* Yum Brands falls on avian flu sales impact
* Initial claims, import-export prices data on tap
* Futures: Dow up 33 pts, S&P up 1.6 pts, Nasdaq off 4.25 pts
By Chuck Mikolajczak
NEW YORK, April 11 (Reuters) - U.S. stock index futures edged higher on Thursday, indicating the S&P may extend its historic highs amid signs China’s recovery may be gaining steam and ahead of U.S. labor market data.
* Both the Dow and S&P climbed more than 1 percent on Wednesday to close at historic highs, boosted by cyclical shares for a second consecutive day.
* Central bank data in China showed Chinese banks made 1.06 trillion yuan ($171.2 billion) of new local currency loans in March, pointing to a recovery being aided by a comfortable amount of credit.
* Investors will peruse weekly jobless claims data due at 8:30 a.m. EDT (1230 GMT) for signs of life in the labor market after Friday’s disappointing payrolls report. Economists in a Reuters survey forecast a total of 365,000 new filings, compared with 385,000 in the prior week.
* Also due at 8:30 a.m. (1230 GMT) are import-export prices for March. Economists in a Reuters survey forecast a 0.5 percent drop in imports and a 0.1 percent rise in exports.
* S&P 500 futures rose 1.6 points and were slightly above fair value, a formula that evaluates pricing by taking into account interest rates, dividends and time to expiration on the contract. Dow Jones industrial average futures rose 33 points, and Nasdaq 100 futures dipped 4.25 points.

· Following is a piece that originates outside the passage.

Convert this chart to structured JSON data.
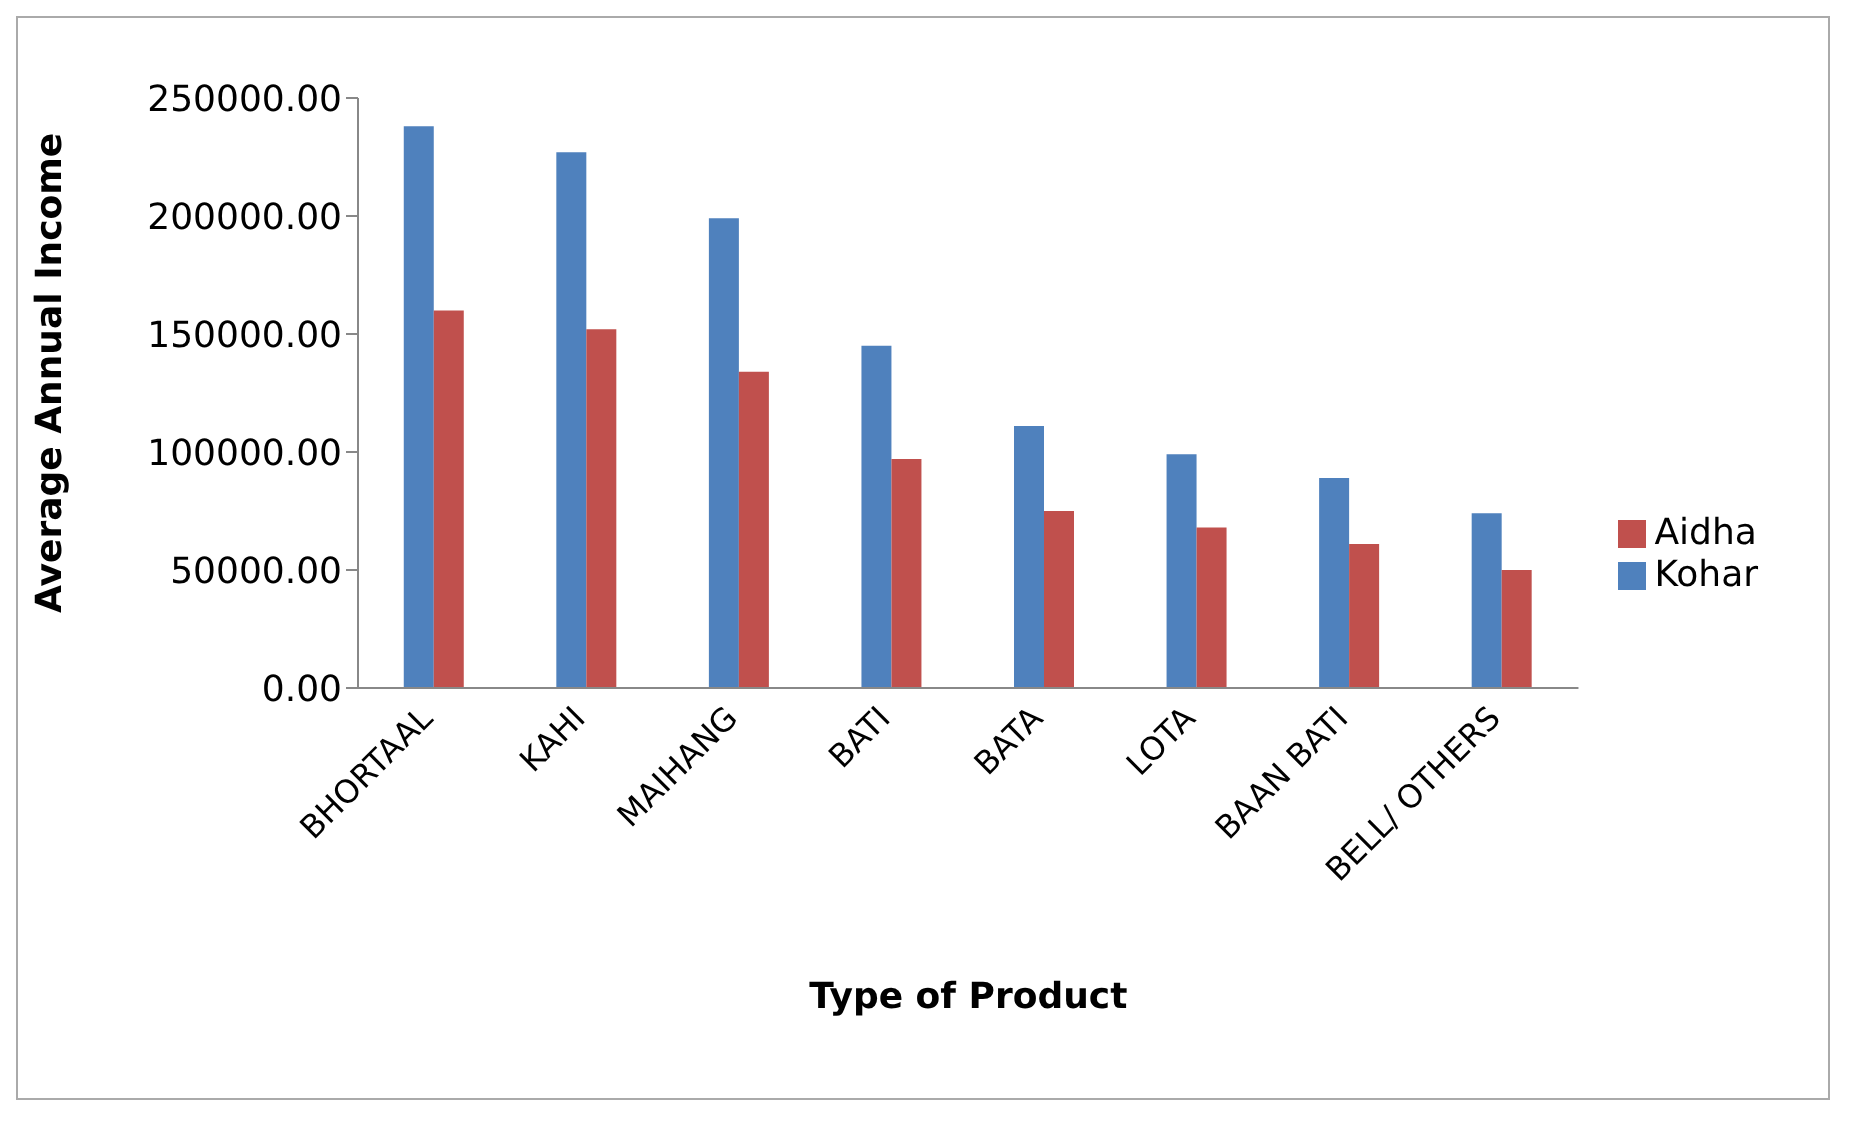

* Shares of Yum Brands Inc dipped 2.6 percent to $65 in premarket trading after the biggest foreign fast-food chain operator in China said Wednesday the latest deadly avian flu outbreak would have a “significant, negative impact” on sales at KFC stores in China in April.
* Retailers will be in focus as they post monthly sales results. Warehouse club chain Costco Wholesale Corp reported a 4 percent rise in March sales at stores open at least a year, missing analysts’ expectations, due to lower fuel prices and a strong dollar.
* Microsoft Corp dropped 3.1 percent to $29.35 in premarket trading after Goldman Sachs cut its rating on the stock to “sell” from “neutral.”
* Chevron Corp, the second-largest U.S. oil company, said its production of oil and gas fell from a relatively strong fourth quarter as work on two of its three biggest U.S. refineries cut into downstream performance.
* Deutsche Telekom sweetened its terms on Wednesday for the proposed merger between T-Mobile USA and MetroPCS Communications by reducing the combined company’s debt, bowing to pressure from activists and proxy advisory firms.
* Three more top executives at J.C. Penney have left the ailing retailer, the New York Post reported, following the ouster of Chief Executive Ron Johnson.
* European shares paused after their biggest daily rise in three months in the previous session, with profit-taking in miners capping gains following record highs on the U.S. stock market.
* Asian shares were boosted by fresh data that underscored a recovery in China and Wall Street’s record closing overnight.